The U.S. is turning up the pressure on Chinese chip production, and TSMC is squarely in the crosshairs. The government has revoked a special export waiver that let the Taiwanese chip giant ship advanced U.S. manufacturing tools to its plant in Nanjing, China, effective December 31.
TSMC and rivals lose VEU privileges in China

Alongside TSMC, South Korea’s Samsung and SK Hynix also lost their Validated End User (VEU) status last week. This designation had let the companies bypass individual export licenses for certain U.S.-made tools. Now, all three will need specific approvals just to maintain existing operations in China.
According to the U.S. Commerce Department, the change aims to shut down a policy loophole that allowed advanced tech to flow into China’s chipmaking sector under prior administrations.
U.S. policy aims to limit TSMC’s expansion in China
While TSMC can still operate its Nanjing plant, it won’t be allowed to expand capacity or upgrade its technology without new U.S. licenses licenses the government doesn’t plan to grant. This shift marks a strong signal that Washington intends to halt further semiconductor development inside China, even from non-Chinese companies.

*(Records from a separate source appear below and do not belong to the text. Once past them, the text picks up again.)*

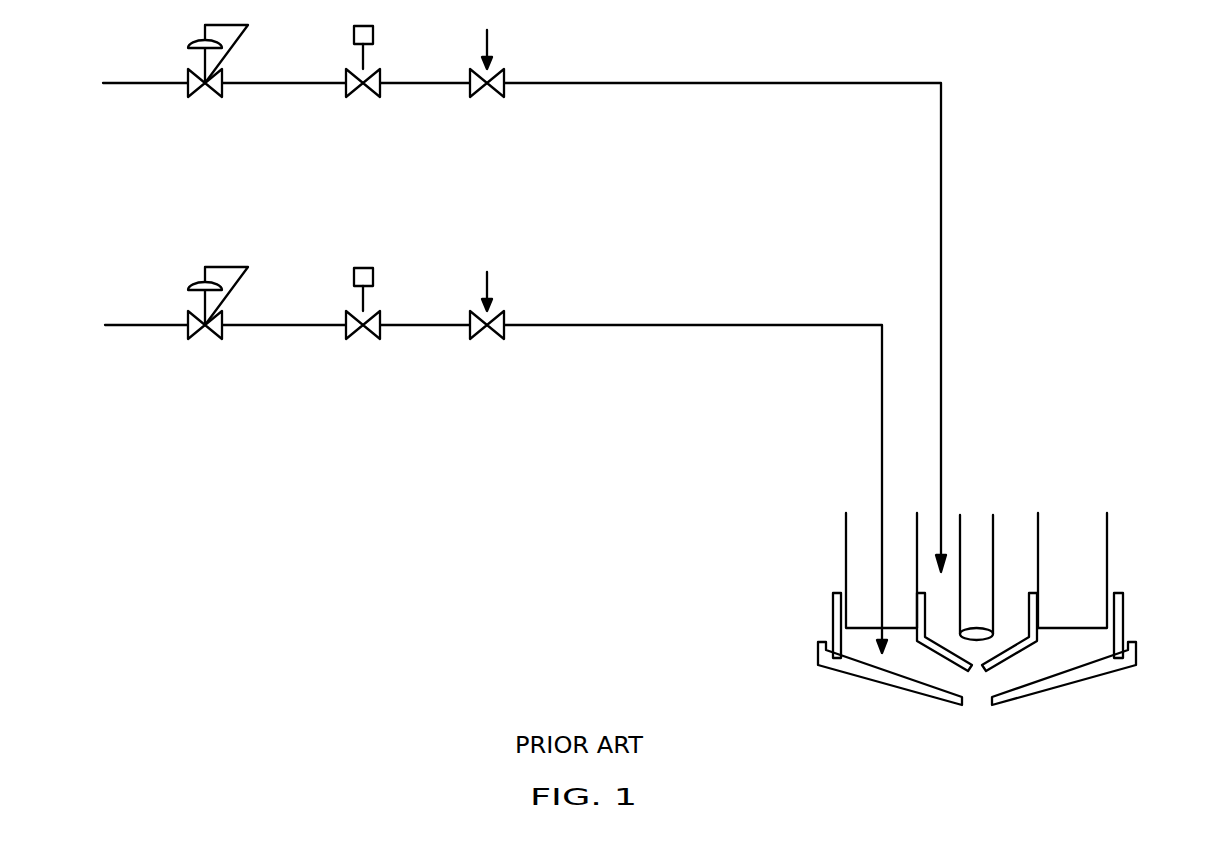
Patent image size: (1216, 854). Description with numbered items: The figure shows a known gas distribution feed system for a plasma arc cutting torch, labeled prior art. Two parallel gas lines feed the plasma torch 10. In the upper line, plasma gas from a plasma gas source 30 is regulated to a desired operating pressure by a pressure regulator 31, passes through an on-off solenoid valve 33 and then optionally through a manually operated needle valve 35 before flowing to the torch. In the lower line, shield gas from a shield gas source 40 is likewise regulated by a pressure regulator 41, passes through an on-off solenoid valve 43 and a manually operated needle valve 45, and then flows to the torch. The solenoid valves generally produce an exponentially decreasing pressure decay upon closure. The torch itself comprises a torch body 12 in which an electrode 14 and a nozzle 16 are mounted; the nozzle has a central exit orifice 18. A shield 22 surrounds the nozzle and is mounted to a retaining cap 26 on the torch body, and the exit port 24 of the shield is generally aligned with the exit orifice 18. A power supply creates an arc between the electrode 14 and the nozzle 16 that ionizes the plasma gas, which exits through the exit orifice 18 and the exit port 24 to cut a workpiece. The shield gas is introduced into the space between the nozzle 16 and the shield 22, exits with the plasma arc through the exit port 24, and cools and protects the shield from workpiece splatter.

The plasma torch 10 is at (1141, 447).
The torch body 12 is at (878, 591).
The electrode 14 is at (991, 591).
The nozzle 16 is at (1027, 653).
The exit orifice 18 is at (977, 677).
The shield 22 is at (882, 687).
The exit port 24 is at (975, 708).
The retaining cap 26 is at (1125, 603).
The plasma gas source 30 is at (509, 321).
The pressure regulator 31 is at (215, 74).
The on-off solenoid valve 33 is at (379, 73).
The manually operated needle valve 35 is at (503, 73).
The shield gas source 40 is at (480, 482).
The pressure regulator 41 is at (215, 316).
The on-off solenoid valve 43 is at (379, 315).
The manually operated needle valve 45 is at (503, 315).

Brady Wang of Counterpoint Research says this reflects a broader U.S. strategy to curb China’s chip ambitions by tightening control over who can send what, and where.
Financial impact on TSMC appears minimal
Despite the change, TSMC expects little financial damage. Its Nanjing fab contributes less than 3% to overall revenue and plays a minor role in the company’s global output. Still, the move reinforces how fragile overseas operations can become under shifting policy pressure.
Key takeaways from the U.S. chip restrictions
The move underscores several major goals:
- Limit China’s access to U.S.-origin chip tools
- Prevent the expansion of advanced manufacturing in China
- Push global firms like TSMC to invest in U.S.-based fabs
- Close loopholes in prior export control frameworks
TSMC, SK Hynix, and Samsung have already committed to building new U.S. plants this year. With this latest policy turn, those projects may now carry more strategic weight than ever.